We and other groups at the hearing supported full disclosure of fracking fluids.
More to the message of this column, we also proposed an idea for a new regulatory tool. The idea is to add tracers to fracking fluids. A tracer is a tiny amount of a chemical that would clearly identify the origin of contamination from a fracking fluid, should it occur.
Tracers have been used for decades to reveal the pathways of pollutants in air or water, chemistry in the body and food chains in nature.   
Our public comments at the hearing took up four minutes:                                     
“My comments today support the principles of efficiency and transparency in the regulatory process. Transparency of information is a core value of this agency and is the key to credibility. I support the full and public disclosure of all components of fracking fluid, their proportions and amounts used.   
“Improved efficiency of the regulatory process needs to be a high priority of all interests. In my comments, ‘efficiency’ refers to ways of regulating that are more efficient, faster and lower cost in the working.
“Efficiency does not refer to how stringent regulations may or may not be. Competing interests constantly debate the optimum stringency of regulations. Little attention is devoted to constructing regulations whose very nature makes them quicker and cheaper to do in all aspects – in permitting, surveillance and enforcement. ‘Efficient’ means simpler to enforce, simpler to comply.  
“Fracking offers an attractive technical opportunity to improve regulatory efficiency with tracers.  
“Suitable tracers for fracking fluids need three qualities:
•They must be non-reactive with other chemicals in the fracking environment.
•They must be unique to fracking fluids and not otherwise found in the fracking environment. They must mix uniformly in fracking fluids and not be absorbed by soil.
•They must be easily detected and measured in mixtures, whether liquid or gaseous.
“Adding tracers to fracking fluids has great potential to save time and cut costs for all parties in the regulatory process. In particular:
•Tracers have potential to avoid some more complicated requirements that could be used to assure there is adequate knowledge and control of fracking fluids.
•Tracers have potential to save time and everyone’s costs in resolving disputes, even lawsuits, over who or what is responsible if unexplained chemicals reach unexpected places.    
“Work remains to be done. Yet adding tracers to fracking fluids has a large potential to benefit every interest, from industry to regulators, ranchers, towns and taxpayers.
“I urge consideration of this technical opportunity to make regulation more efficient in the working.”
Our remarks said, “Work remains to be done.” What kind of work?
Companies employ tracers in fracking fluid to track progress in cracking rocks.

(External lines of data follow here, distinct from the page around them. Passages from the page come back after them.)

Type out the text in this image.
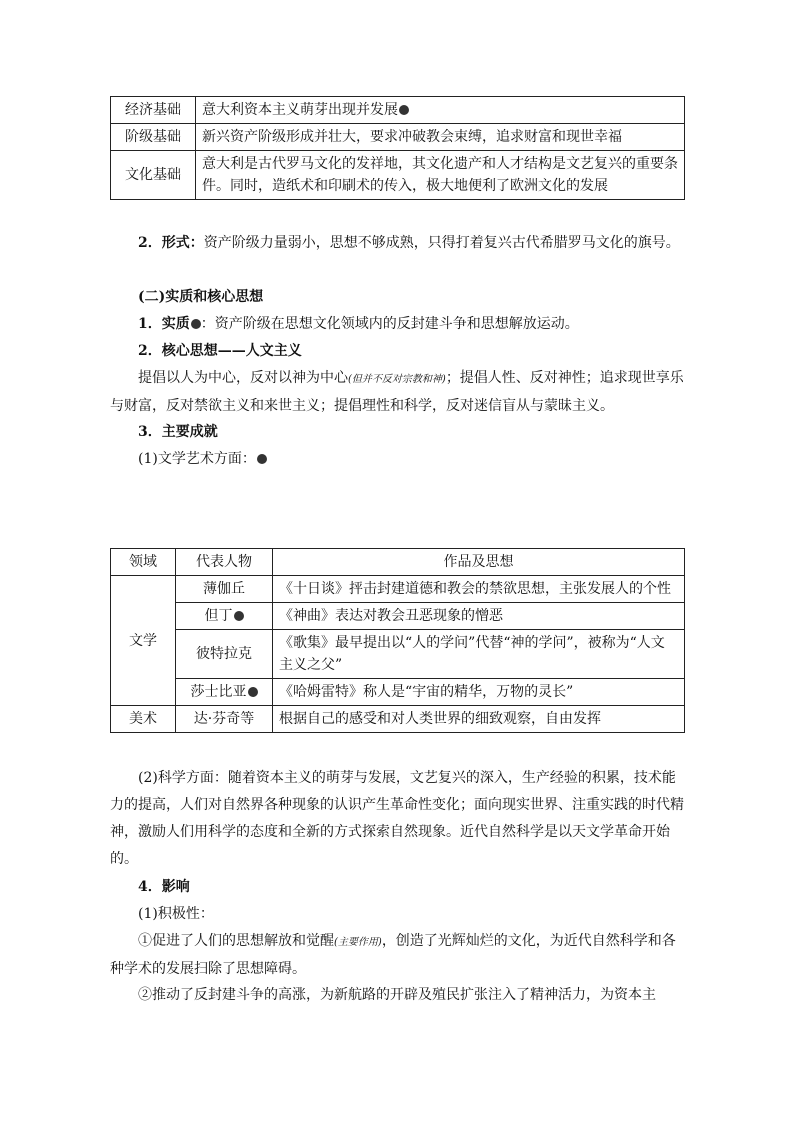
经济基础	意大利资本主义萌芽出现并发展
阶级基础	新兴资产阶级形成并壮大，要求冲破教会束缚，追求财富和现世幸福
文化基础	意大利是古代罗马文化的发祥地，其文化遗产和人才结构是文艺复兴的重要条件。同时，造纸术和印刷术的传入，极大地便利了欧洲文化的发展

2．形式：资产阶级力量弱小，思想不够成熟，只得打着复兴古代希腊罗马文化的旗号。

(二)实质和核心思想

1．实质 ：资产阶级在思想文化领域内的反封建斗争和思想解放运动。

2．核心思想——人文主义

提倡以人为中心，反对以神为中心(但并不反对宗教和神)；提倡人性、反对神性；追求现世享乐与财富，反对禁欲主义和来世主义；提倡理性和科学，反对迷信盲从与蒙昧主义。

3．主要成就

(1)文学艺术方面：

领域	代表人物	作品及思想
文学	薄伽丘	《十日谈》抨击封建道德和教会的禁欲思想，主张发展人的个性
	但丁	《神曲》表达对教会丑恶现象的憎恶
	彼特拉克	《歌集》最早提出以“人的学问”代替“神的学问”，被称为“人文主义之父”
	莎士比亚	《哈姆雷特》称人是“宇宙的精华，万物的灵长”
美术	达·芬奇等	根据自己的感受和对人类世界的细致观察，自由发挥

(2)科学方面：随着资本主义的萌芽与发展，文艺复兴的深入，生产经验的积累，技术能力的提高，人们对自然界各种现象的认识产生革命性变化；面向现实世界、注重实践的时代精神，激励人们用科学的态度和全新的方式探索自然现象。近代自然科学是以天文学革命开始的。

4．影响

(1)积极性：

①促进了人们的思想解放和觉醒(主要作用)，创造了光辉灿烂的文化，为近代自然科学和各种学术的发展扫除了思想障碍。

②推动了反封建斗争的高涨，为新航路的开辟及殖民扩张注入了精神活力，为资本主
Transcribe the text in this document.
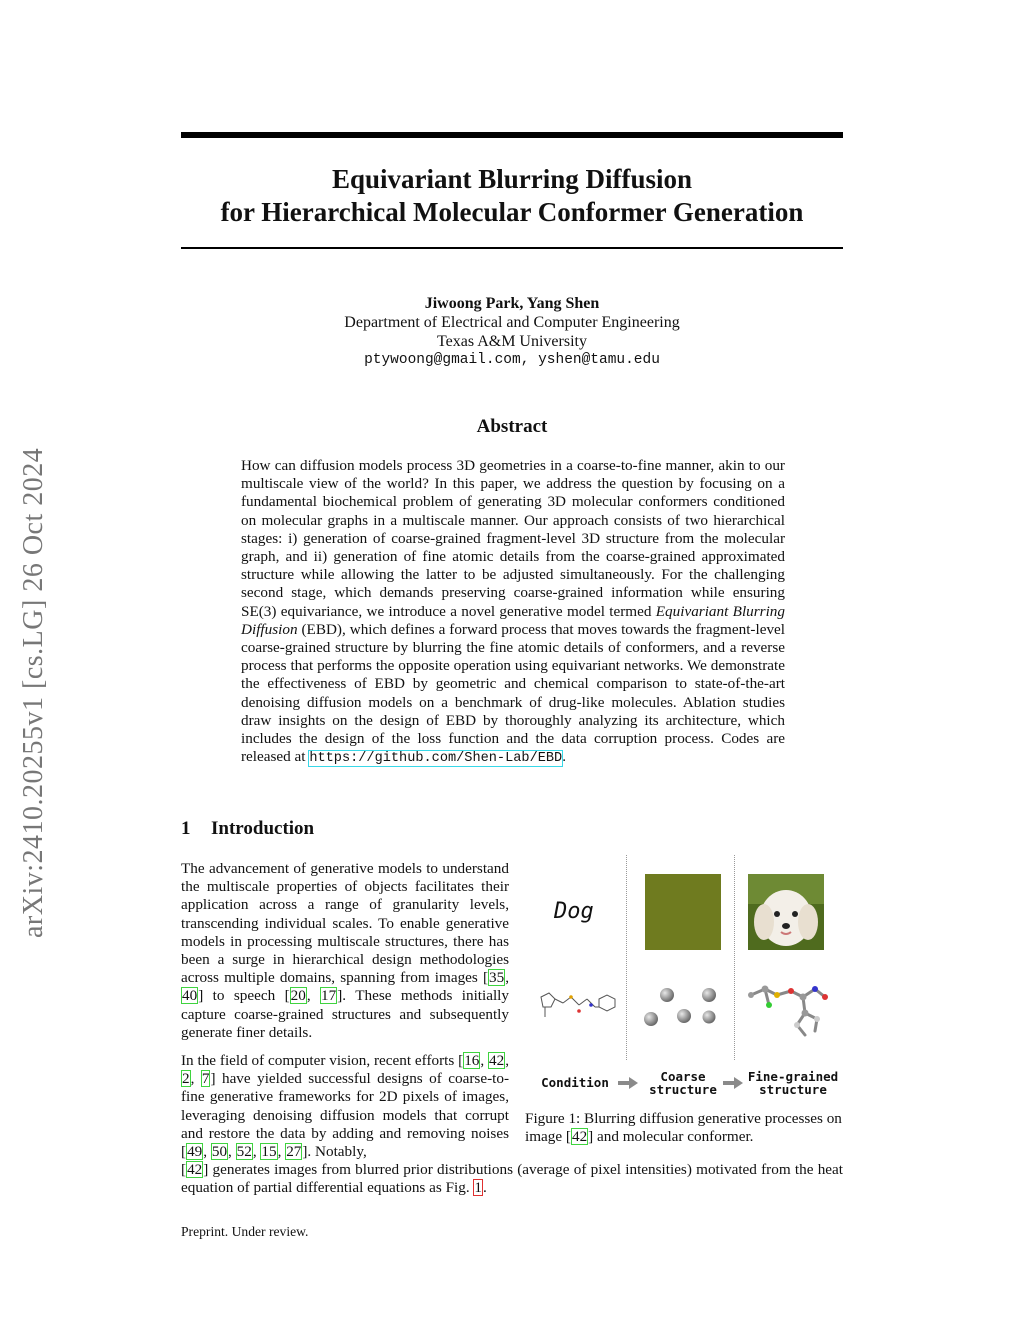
arXiv:2410.20255v1 [cs.LG] 26 Oct 2024
Equivariant Blurring Diffusion
for Hierarchical Molecular Conformer Generation
Jiwoong Park, Yang Shen
Department of Electrical and Computer Engineering
Texas A&M University
ptywoong@gmail.com, yshen@tamu.edu
Abstract
How can diffusion models process 3D geometries in a coarse-to-fine manner, akin to our multiscale view of the world? In this paper, we address the question by focusing on a fundamental biochemical problem of generating 3D molecular conformers conditioned on molecular graphs in a multiscale manner. Our approach consists of two hierarchical stages: i) generation of coarse-grained fragment-level 3D structure from the molecular graph, and ii) generation of fine atomic details from the coarse-grained approximated structure while allowing the latter to be adjusted simultaneously. For the challenging second stage, which demands preserving coarse-grained information while ensuring SE(3) equivariance, we introduce a novel generative model termed Equivariant Blurring Diffusion (EBD), which defines a forward process that moves towards the fragment-level coarse-grained structure by blurring the fine atomic details of conformers, and a reverse process that performs the opposite operation using equivariant networks. We demonstrate the effectiveness of EBD by geometric and chemical comparison to state-of-the-art denoising diffusion models on a benchmark of drug-like molecules. Ablation studies draw insights on the design of EBD by thoroughly analyzing its architecture, which includes the design of the loss function and the data corruption process. Codes are released at https://github.com/Shen-Lab/EBD.
1 Introduction
The advancement of generative models to understand the multiscale properties of objects facilitates their application across a range of granularity levels, transcending individual scales. To enable generative models in processing multiscale structures, there has been a surge in hierarchical design methodologies across multiple domains, spanning from images [35, 40] to speech [20, 17]. These methods initially capture coarse-grained structures and subsequently generate finer details.
In the field of computer vision, recent efforts [16, 42, 2, 7] have yielded successful designs of coarse-to-fine generative frameworks for 2D pixels of images, leveraging denoising diffusion models that corrupt and restore the data by adding and removing noises [49, 50, 52, 15, 27]. Notably,
[42] generates images from blurred prior distributions (average of pixel intensities) motivated from the heat equation of partial differential equations as Fig. 1.
Dog
Condition	Coarse
structure
Fine-grained
structure
Figure 1: Blurring diffusion generative processes on image [42] and molecular conformer.
Preprint. Under review.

Normally, industry seeks to expand know-how to meet other needs. Except not to modernize regulation.  
Work needed on tracers includes which tracers to use and distinct tracers for different boreholes.
Tracers require controls to ensure no company avoids adding their tracer.
Control is also needed in case a mischief-maker hopes to add a credible tracer to a water supply.
These are not charges, only real prospects in this flawed world.
Tracers in fracking fluids offer innovation on the way to more efficient regulation.